President
Synthexis
Cognitive Computing Consortium
Sue Feldman is President of Synthexis, a consulting firm that provides business advisory services to vendors and buyers of cognitive computing, search and text analytics technologies. She speaks frequently at industry events on topics such as trends in computing, including cognitive computing, conversational systems, big data technologies, and the hidden costs of information work. In 2014, she led a coalition of industry experts to define cognitive computing (see http://en.wikipedia.org/wiki/Cognitive_computing). She wrote the chapter on search engines for the Encyclopedia of Library and Information Science, and was the first editor of the IEEE Computer Society's Digital Library News. Sue’s clients rely on her for strategic advice and business coaching, as well as for her wide network of contacts in the industry. In her book, The Answer Machine (Morgan & Claypool, 2012), Sue discusses the technologies behind information seeking and analysis, and their central role in the future of computing.

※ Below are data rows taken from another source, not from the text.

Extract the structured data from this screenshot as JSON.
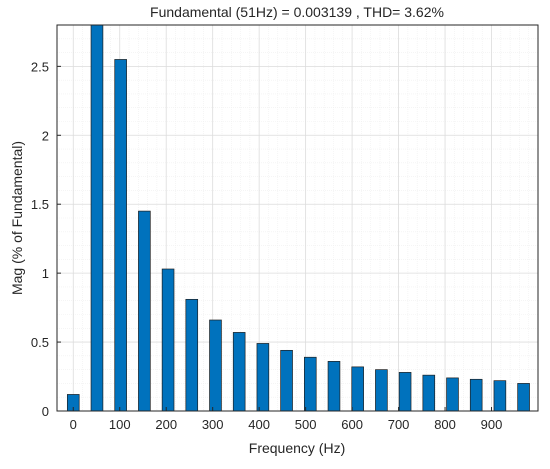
{
  "chart_data": {
    "type": "bar",
    "title": "Fundamental (51Hz) = 0.003139 , THD= 3.62%",
    "xlabel": "Frequency (Hz)",
    "ylabel": "Mag (% of Fundamental)",
    "x": [
      0,
      51,
      102,
      153,
      204,
      255,
      306,
      357,
      408,
      459,
      510,
      561,
      612,
      663,
      714,
      765,
      816,
      867,
      918,
      969
    ],
    "values": [
      0.12,
      2.9,
      2.55,
      1.45,
      1.03,
      0.81,
      0.66,
      0.57,
      0.49,
      0.44,
      0.39,
      0.36,
      0.32,
      0.3,
      0.28,
      0.26,
      0.24,
      0.23,
      0.22,
      0.2
    ],
    "xlim": [
      -35,
      1000
    ],
    "ylim": [
      0,
      2.8
    ],
    "x_ticks": [
      0,
      100,
      200,
      300,
      400,
      500,
      600,
      700,
      800,
      900
    ],
    "y_ticks": [
      0,
      0.5,
      1,
      1.5,
      2,
      2.5
    ],
    "grid": true,
    "minor_grid": true,
    "bar_color": "#0072BD"
  }
}
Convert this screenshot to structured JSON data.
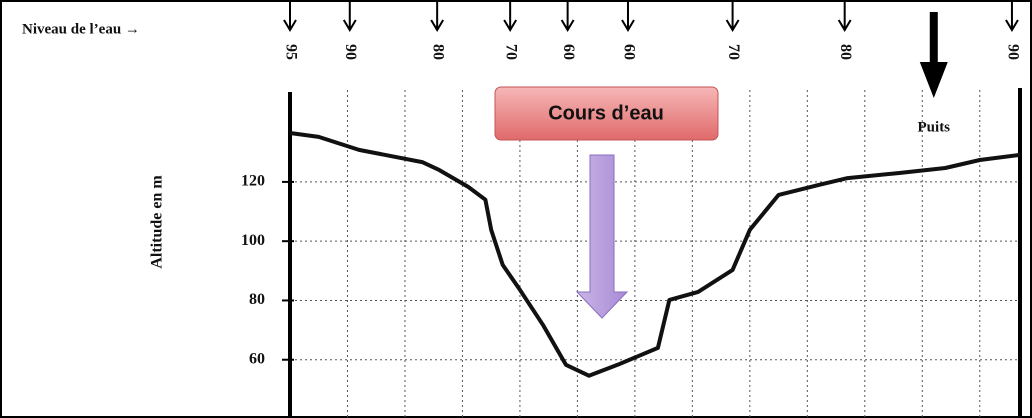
{
  "chart_data": {
    "type": "line",
    "y_label": "Altitude en m",
    "water_level_label": "Niveau de l’eau →",
    "water_levels": {
      "x": [
        0,
        1.04,
        2.56,
        3.83,
        4.83,
        5.88,
        7.7,
        9.65,
        12.56
      ],
      "values": [
        95,
        90,
        80,
        70,
        60,
        60,
        70,
        80,
        90
      ]
    },
    "well": {
      "label": "Puits",
      "x": 11.2
    },
    "annotation": "Cours d’eau",
    "x": [
      0,
      0.5,
      1.2,
      2.3,
      2.6,
      3.1,
      3.4,
      3.5,
      3.7,
      4.0,
      4.4,
      4.8,
      5.2,
      5.7,
      6.4,
      6.6,
      7.1,
      7.7,
      8.0,
      8.5,
      9.2,
      9.7,
      10.6,
      11.4,
      12.0,
      12.7
    ],
    "values": [
      136.5,
      135.2,
      130.8,
      126.7,
      124,
      118.3,
      114,
      103.8,
      92,
      83.6,
      71.8,
      58.3,
      54.6,
      58.3,
      64,
      80.2,
      82.9,
      90.3,
      103.8,
      115.6,
      119,
      121.3,
      123,
      124.7,
      127.4,
      129.1
    ],
    "color": "#111111",
    "xlim": [
      0,
      12.7
    ],
    "xticks": [
      1,
      2,
      3,
      4,
      5,
      6,
      7,
      8,
      9,
      10,
      11,
      12
    ],
    "ylim": [
      40,
      150
    ],
    "yticks": [
      60,
      80,
      100,
      120
    ],
    "grid": true
  }
}
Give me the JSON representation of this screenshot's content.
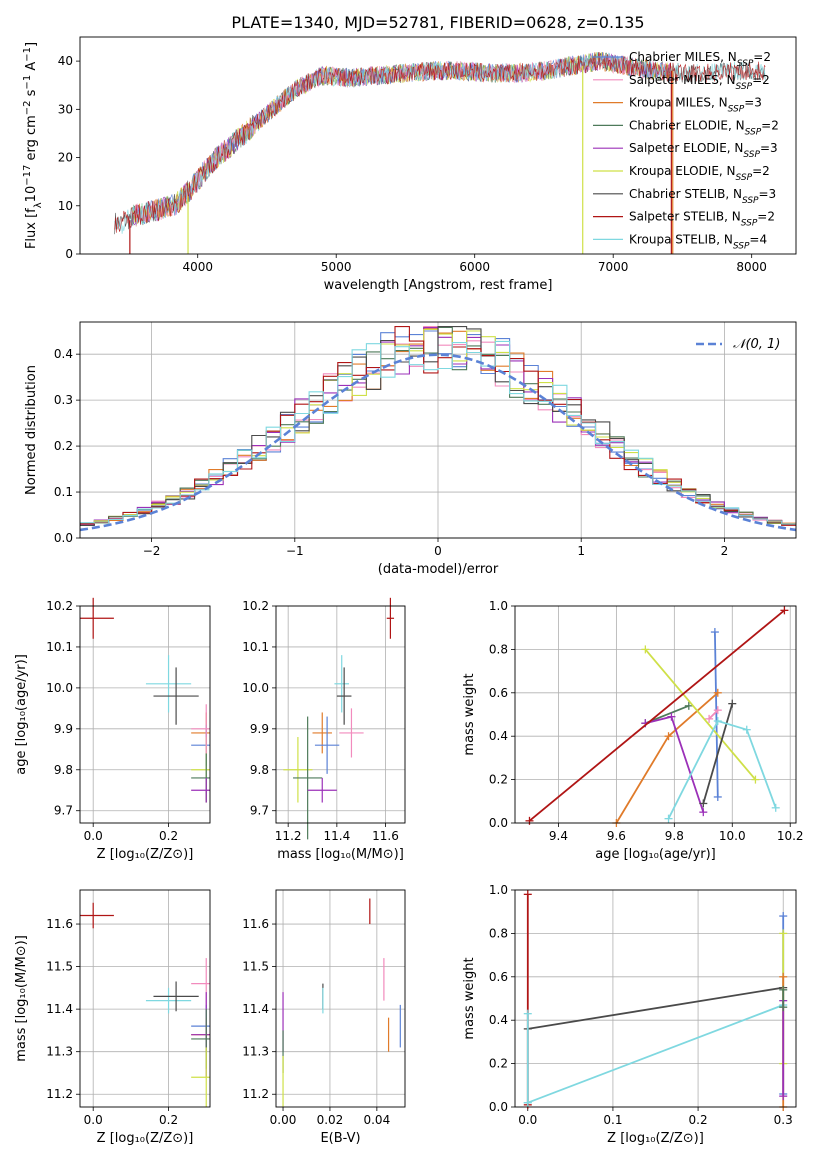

In 2014 she co-founded the Cognitive Computing Consortium (cognitivecomputingconsortium.com), a forum for practitioners, researchers and vendors of cognitive systems to exchange ideas, promote cognitive computing, and discuss its use.
Before founding Synthexis, Sue was Vice President for Search and Discovery Technologies at IDC (International Data Corporation), where she directed research on the technologies and markets for search, text analytics, categorization, translation, mobile and rich media search. Prior to coming to IDC, Ms. Feldman was founder and president of Datasearch, an independent technology advisory firm, where she consulted on usability and on information retrieval technologies. She is a founder and former president of the Association of Independent Information Professionals, a member of the Association for Computing Machinery, and has won numerous research and writing awards.
Ms. Feldman holds degrees from Cornell University in linguistics and from the University of Michigan in information science. She won the AIIP Roger Summit Lecture Award for 2019.